Midnight Ramble

There have been a lot of things that have come across my mind in the past week or so and although I recognize that I am not even out of my teen years yet, I feel like sometimes I’m way behind. I’ve talked about this before probably at one of my “low points” in this whole “document-your-experience-in-the-radio-industry” project and that is the idea of comparing myself to others.

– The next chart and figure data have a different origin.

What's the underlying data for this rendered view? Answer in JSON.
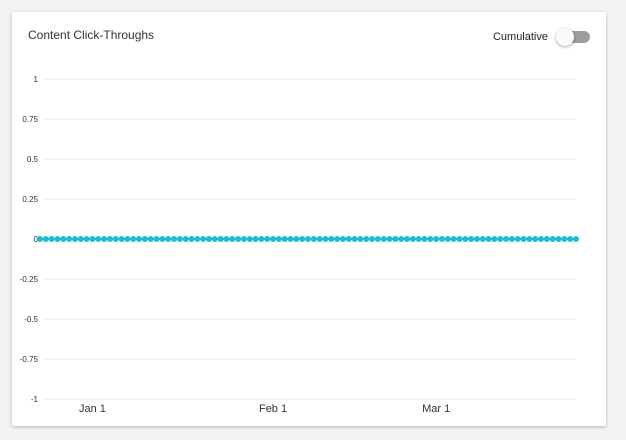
{
  "card": {
    "title": "Content Click-Throughs",
    "toggle_label": "Cumulative",
    "toggle_on": false
  },
  "chart_data": {
    "type": "line",
    "title": "Content Click-Throughs",
    "xlabel": "",
    "ylabel": "",
    "ylim": [
      -1,
      1
    ],
    "y_ticks": [
      1,
      0.75,
      0.5,
      0.25,
      0,
      -0.25,
      -0.5,
      -0.75,
      -1
    ],
    "y_tick_labels": [
      "1",
      "0.75",
      "0.5",
      "0.25",
      "0",
      "-0.25",
      "-0.5",
      "-0.75",
      "-1"
    ],
    "x_range": [
      "2022-12-23",
      "2023-03-25"
    ],
    "x_ticks": [
      {
        "date": "2023-01-01",
        "label": "Jan 1"
      },
      {
        "date": "2023-02-01",
        "label": "Feb 1"
      },
      {
        "date": "2023-03-01",
        "label": "Mar 1"
      }
    ],
    "grid": true,
    "series": [
      {
        "color": "#1fbccd",
        "start": "2022-12-23",
        "end": "2023-03-25",
        "value": 0
      }
    ]
  }
}
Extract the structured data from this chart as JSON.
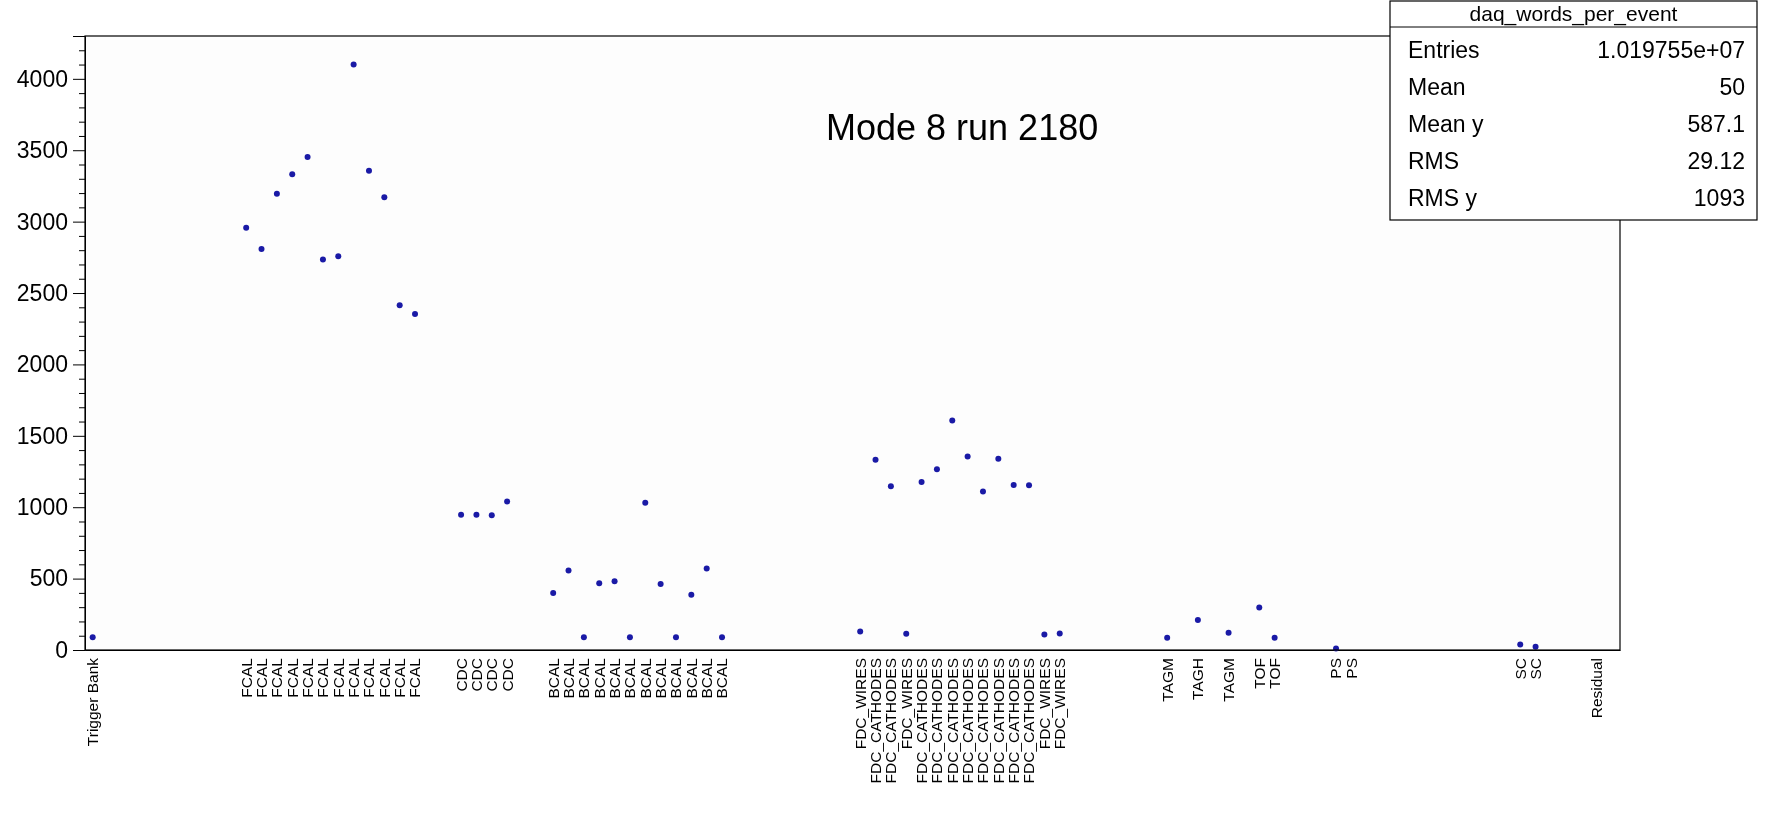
{
  "chart_data": {
    "type": "scatter",
    "title": "daq_words_per_event",
    "subtitle": "Mode 8 run 2180",
    "annotations": [
      "Entries 1.019755e+07",
      "Mean 50",
      "Mean y 587.1",
      "RMS 29.12",
      "RMS y 1093"
    ],
    "marker": "circle",
    "categories": [
      "Trigger Bank",
      null,
      null,
      null,
      null,
      null,
      null,
      null,
      null,
      null,
      "FCAL",
      "FCAL",
      "FCAL",
      "FCAL",
      "FCAL",
      "FCAL",
      "FCAL",
      "FCAL",
      "FCAL",
      "FCAL",
      "FCAL",
      "FCAL",
      null,
      null,
      "CDC",
      "CDC",
      "CDC",
      "CDC",
      null,
      null,
      "BCAL",
      "BCAL",
      "BCAL",
      "BCAL",
      "BCAL",
      "BCAL",
      "BCAL",
      "BCAL",
      "BCAL",
      "BCAL",
      "BCAL",
      "BCAL",
      null,
      null,
      null,
      null,
      null,
      null,
      null,
      null,
      "FDC_WIRES",
      "FDC_CATHODES",
      "FDC_CATHODES",
      "FDC_WIRES",
      "FDC_CATHODES",
      "FDC_CATHODES",
      "FDC_CATHODES",
      "FDC_CATHODES",
      "FDC_CATHODES",
      "FDC_CATHODES",
      "FDC_CATHODES",
      "FDC_CATHODES",
      "FDC_WIRES",
      "FDC_WIRES",
      null,
      null,
      null,
      null,
      null,
      null,
      "TAGM",
      null,
      "TAGH",
      null,
      "TAGM",
      null,
      "TOF",
      "TOF",
      null,
      null,
      null,
      "PS",
      "PS",
      null,
      null,
      null,
      null,
      null,
      null,
      null,
      null,
      null,
      null,
      "SC",
      "SC",
      null,
      null,
      null,
      "Residual",
      null
    ],
    "series": [
      {
        "color": "#1a1aa6",
        "values": [
          90,
          null,
          null,
          null,
          null,
          null,
          null,
          null,
          null,
          null,
          2957,
          2809,
          3196,
          3332,
          3452,
          2734,
          2757,
          4100,
          3357,
          3171,
          2414,
          2353,
          null,
          null,
          948,
          948,
          943,
          1040,
          null,
          null,
          400,
          556,
          89,
          467,
          481,
          89,
          1032,
          462,
          89,
          387,
          570,
          89,
          null,
          null,
          null,
          null,
          null,
          null,
          null,
          null,
          129,
          1332,
          1147,
          113,
          1177,
          1265,
          1608,
          1355,
          1110,
          1339,
          1155,
          1153,
          109,
          116,
          null,
          null,
          null,
          null,
          null,
          null,
          85,
          null,
          210,
          null,
          120,
          null,
          298,
          85,
          null,
          null,
          null,
          10,
          null,
          null,
          null,
          null,
          null,
          null,
          null,
          null,
          null,
          null,
          null,
          38,
          23,
          null,
          null,
          null,
          null,
          null
        ]
      }
    ],
    "ylim": [
      0,
      4300
    ],
    "yticks": [
      0,
      {
        "value": 100,
        "label": null
      },
      {
        "value": 200,
        "label": null
      },
      {
        "value": 300,
        "label": null
      },
      {
        "value": 400,
        "label": null
      },
      500,
      {
        "value": 600,
        "label": null
      },
      {
        "value": 700,
        "label": null
      },
      {
        "value": 800,
        "label": null
      },
      {
        "value": 900,
        "label": null
      },
      1000,
      {
        "value": 1100,
        "label": null
      },
      {
        "value": 1200,
        "label": null
      },
      {
        "value": 1300,
        "label": null
      },
      {
        "value": 1400,
        "label": null
      },
      1500,
      {
        "value": 1600,
        "label": null
      },
      {
        "value": 1700,
        "label": null
      },
      {
        "value": 1800,
        "label": null
      },
      {
        "value": 1900,
        "label": null
      },
      2000,
      {
        "value": 2100,
        "label": null
      },
      {
        "value": 2200,
        "label": null
      },
      {
        "value": 2300,
        "label": null
      },
      {
        "value": 2400,
        "label": null
      },
      2500,
      {
        "value": 2600,
        "label": null
      },
      {
        "value": 2700,
        "label": null
      },
      {
        "value": 2800,
        "label": null
      },
      {
        "value": 2900,
        "label": null
      },
      3000,
      {
        "value": 3100,
        "label": null
      },
      {
        "value": 3200,
        "label": null
      },
      {
        "value": 3300,
        "label": null
      },
      {
        "value": 3400,
        "label": null
      },
      3500,
      {
        "value": 3600,
        "label": null
      },
      {
        "value": 3700,
        "label": null
      },
      {
        "value": 3800,
        "label": null
      },
      {
        "value": 3900,
        "label": null
      },
      4000,
      {
        "value": 4100,
        "label": null
      },
      {
        "value": 4200,
        "label": null
      }
    ]
  }
}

First of all it sucks. It sucks to have the ability to know what everyone is doing at all times (thanks internet). What I mean by that is it is easier to recognize that you are going down your own unique path when you don’t have everyone else’s lives crammed down your throat on multiple platforms, but just with everything, there isn’t a whole lot I can do about it (unless I delete my facebook and twitter accounts and let’s be honest that’s not going to happen anytime soon). Jealous is not the defining word here and I’m not quite sure what is.

Maybe it was the questionable chinese food I had for dinner tonight or maybe I’m just heading into another (inevitable) funk, but at what point can I put away the tape measure and stop measuring old people for suits, because I’m fully prepared for full-time work in the business now, and I just can’t seem to find it. Now, this is probably where a spiritual guru would say “everything happens for a reason” or “all in good time” but what’s the deadline on those questions, because it’s getting a tiny bit old.

Now that I’ve got my emo-ness out of the way, I think I need to use this blog in a different way for the next little while. I need to use it as a method to hold myself accountable. Set goals on the interwebs and know that if I don’t live up to them I’ll get a stupid internet troll yelling at me for not following through. So to put my goals out there for everyone:

1. Full time work in Industry.
2. Network.
3. Continue to build/market/create new content for The Industry.
4. Make time.
5. Mentally De-Clutter (it’s like an episode of Hoarders in my head).

Although these might not mean much to you, my head feels like it’s going to explode sometimes, so I’m prioritizing. These are my top 5 goals. All are important in different ways and are in no particular order. In their vagueness these goals encompass pretty much everything on my plate right now. 

End of midnight/sleepy/possibly incoherent ramble.